Where to draw the line?

Raphaela Cueni has been investigating the constitutional protections afforded to satire. In Switzerland, she finds signs of a healthy culture of debate. By Isabel Zürcher

(From "Horizons" no. 110 September 2016)​​​

​Satire doesn't always stick to the rules of good taste. And when political or religious differences resist conceptual unambiguity, freedom of expression can be at risk. In her doctoral thesis, Raphaela Cueni has taken a close look at this constitutionally delicate area.

Ms. Cueni, from a legal standpoint, does any valid definition of satirical communication actually exist?

There is no legal definition of satire that is easy to apply. However, courts in different legal jurisdictions have developed more or less expedient definitions – including the Swiss Federal Supreme Court. One constitutive element of satire is irritation, and this can transmute into rage or aggression. Satire rubs up against socially accepted norms, and to do this it utilises the aesthetic possibilities of linguistic and gestural expression.

In Switzerland, which after all is the homeland of the satirical 'Nebelspalter' magazine, there have been but a few large-scale legal cases involving satire. Do you have an explanation for this?

Various courts, along with the Swiss Press Council, repeatedly have to assess satirical expressions of opinion. On a federal level, there is less case law regarding satire than in Germany, for example. This could well be a sign of a healthy culture of debate, because in such a culture, legal proceedings are not advisable. Great Britain is exemplary in this respect. Even though British satire is openly aggressive and intentionally malicious, no large-scale legal cases are brought against it. If people try to take action against satire on grounds of defamation, the potential plaintiffs know that they'll be subjected to publicity that's absolutely counter-productive, regardless of the actual outcome of their case.

The explosive nature of satire becomes obvious time and again. We see it in the intense reactions to the Mohammed caricatures in Denmark, in the attack against Charlie Hebdo in Paris, and in the controversy surrounding Jörg Böhmermann's vulgar poem about Erdogan.

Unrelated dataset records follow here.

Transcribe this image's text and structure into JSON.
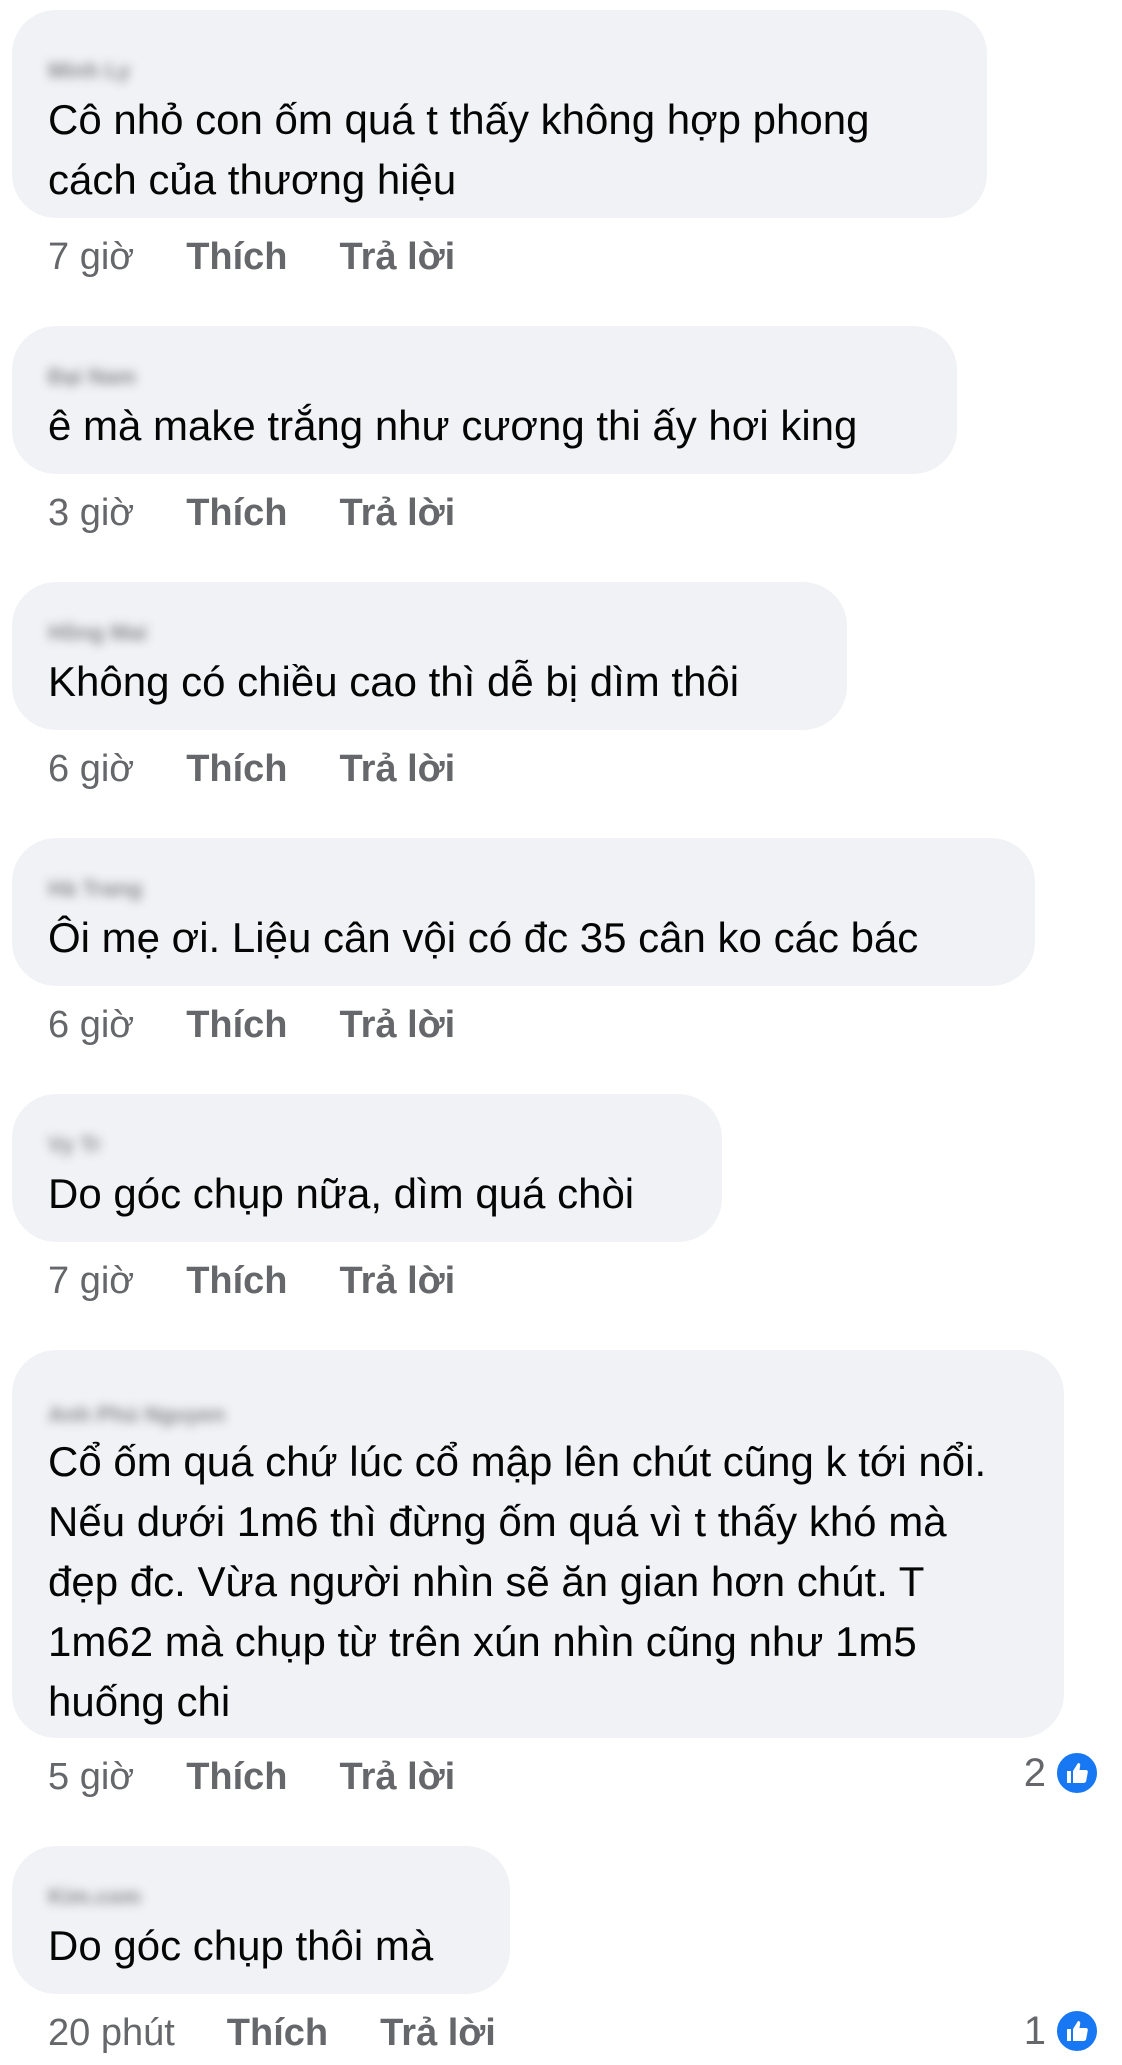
{
  "comments": [
    {
      "author": "Minh Ly",
      "text": "Cô nhỏ con ốm quá t thấy không hợp phong cách của thương hiệu",
      "time": "7 giờ",
      "like_label": "Thích",
      "reply_label": "Trả lời"
    },
    {
      "author": "Đại Nam",
      "text": "ê mà make trắng như cương thi ấy hơi king",
      "time": "3 giờ",
      "like_label": "Thích",
      "reply_label": "Trả lời"
    },
    {
      "author": "Hồng Mai",
      "text": "Không có chiều cao thì dễ bị dìm thôi",
      "time": "6 giờ",
      "like_label": "Thích",
      "reply_label": "Trả lời"
    },
    {
      "author": "Hà Trang",
      "text": "Ôi mẹ ơi. Liệu cân vội có đc 35 cân ko các bác",
      "time": "6 giờ",
      "like_label": "Thích",
      "reply_label": "Trả lời"
    },
    {
      "author": "Vy Tr",
      "text": "Do góc chụp nữa, dìm quá chòi",
      "time": "7 giờ",
      "like_label": "Thích",
      "reply_label": "Trả lời"
    },
    {
      "author": "Anh Phú Nguyen",
      "text": "Cổ ốm quá chứ lúc cổ mập lên chút cũng k tới nổi. Nếu dưới 1m6 thì đừng ốm quá vì t thấy khó mà đẹp đc. Vừa người nhìn sẽ ăn gian hơn chút. T 1m62 mà chụp từ trên xún nhìn cũng như 1m5 huống chi",
      "time": "5 giờ",
      "like_label": "Thích",
      "reply_label": "Trả lời",
      "reaction_count": "2"
    },
    {
      "author": "Kim.com",
      "text": "Do góc chụp thôi mà",
      "time": "20 phút",
      "like_label": "Thích",
      "reply_label": "Trả lời",
      "reaction_count": "1"
    }
  ],
  "icons": {
    "reaction": "like-thumbs-up-icon"
  },
  "colors": {
    "bubble": "#f0f2f5",
    "meta_text": "#65676b",
    "like_blue": "#1877f2"
  }
}
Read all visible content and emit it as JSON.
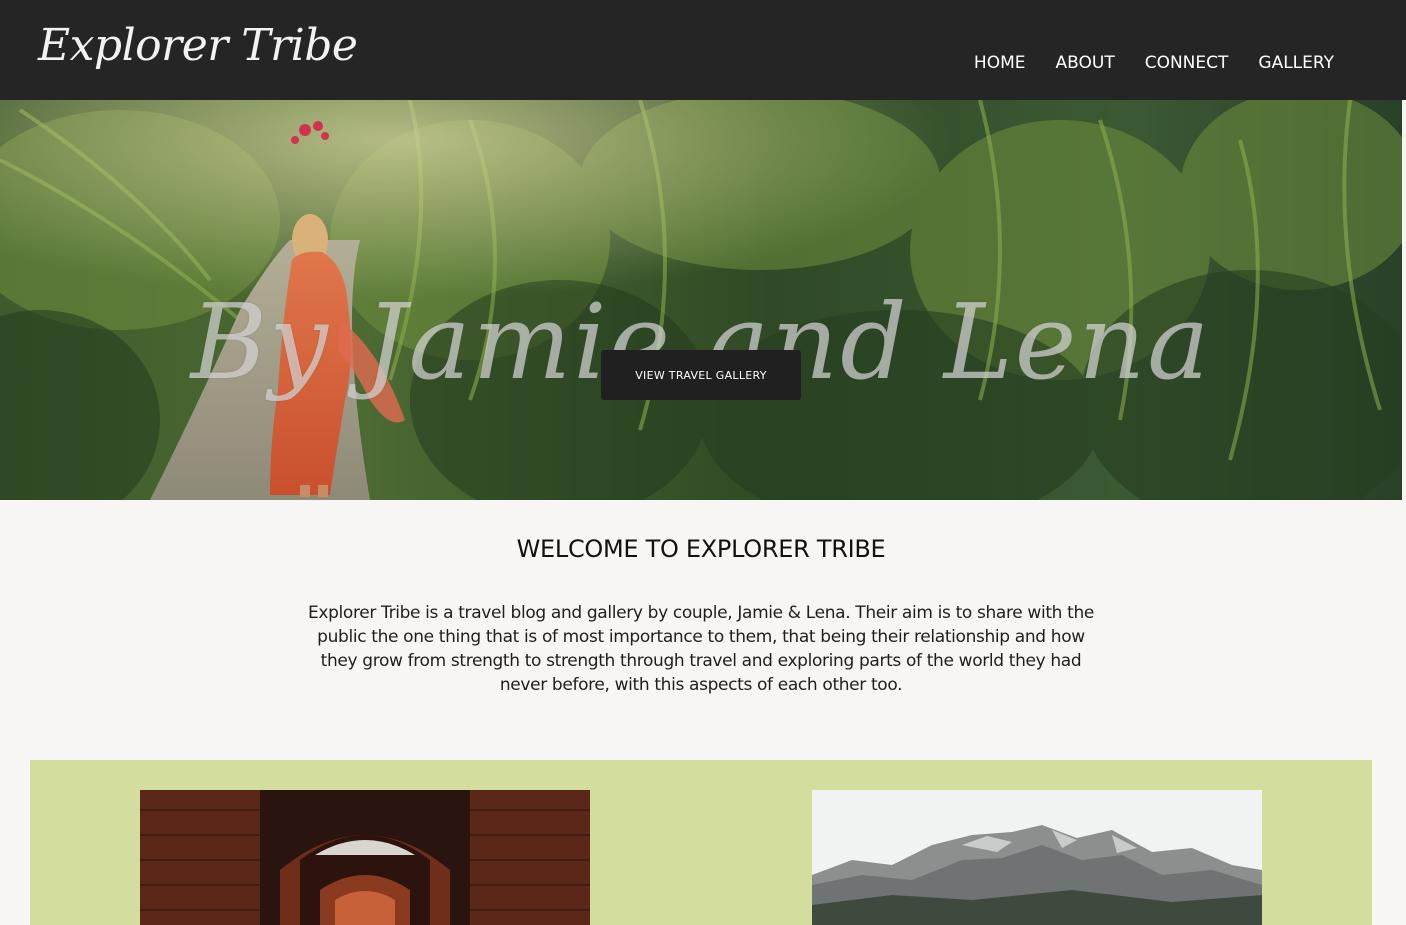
{
  "header": {
    "logo_text": "Explorer Tribe",
    "background_color": "#252525",
    "nav": [
      {
        "label": "HOME"
      },
      {
        "label": "ABOUT"
      },
      {
        "label": "CONNECT"
      },
      {
        "label": "GALLERY"
      }
    ]
  },
  "hero": {
    "title": "By Jamie and Lena",
    "button_label": "VIEW TRAVEL GALLERY",
    "button_color": "#202020",
    "image_subject": "woman-in-red-dress-on-jungle-path"
  },
  "intro": {
    "heading": "WELCOME TO EXPLORER TRIBE",
    "body": "Explorer Tribe is a travel blog and gallery by couple, Jamie & Lena. Their aim is to share with the public the one thing that is of most importance to them, that being their relationship and how they grow from strength to strength through travel and exploring parts of the world they had never before, with this aspects of each other too."
  },
  "gallery": {
    "panel_color": "#d2dd9e",
    "images": [
      {
        "subject": "brick-archway-corridor"
      },
      {
        "subject": "rocky-mountain-peak"
      }
    ]
  }
}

These highly mediatised events have underlined just how relevant and timely it is that we should think hard about satire, and about how we perceive freedom of expression. The French situation is especially interesting: seemingly without noticing any contradiction, the President insists on freedom of expression, but at the same time argues in favour of restricting it when it comes to the anti-Semitic statements of the comic Dieudonné.

But if we only consider the high-visibility cases, it's too limiting, as we need to look at the relatively unspectacular cases too. Often, it's these that illustrate the most controversial legal issues surrounding the constitutional protection of satire, and the extent and boundaries of that protection. Back in 2007, the newspaper 'Confédéré' in the canton of Valais published a photomontage of Adolf Hitler and Oskar Freysinger, a member of the Swiss National Council for the Swiss People's Party. The legal case that ensued raised questions about the relationship between satire and truth, though it is probably remembered only by very few people, even in Switzerland. In general, our legal foundations aren't good at providing conclusive answers to moral and ethical questions. Nor is that what they were intended for.

Switzerland is a country that is heterogeneous in matters of language, denomination and religion. And here, too, there are very many different perceptions of satire. What are the legal ramifications of such cultural differences?

The question is really: what leeway does a given legal framework afford to satire? The differences in how we express and perceive satire are closely connected to how we perceive the relationship between culture and the law. The law is nothing other than an expression of a specific culture. But at the same time it also creates a framework in which a culture can develop.

Raphaela Cueni is on a doctoral scholarship of the SNSF and is an assistant to Prof. M. Schefer at the Law Faculty of the University of Basel. She has recently returned from a research visit to Columbia Law School in the USA.

Isabel Zürcher is an art historian and a journalist in Basel.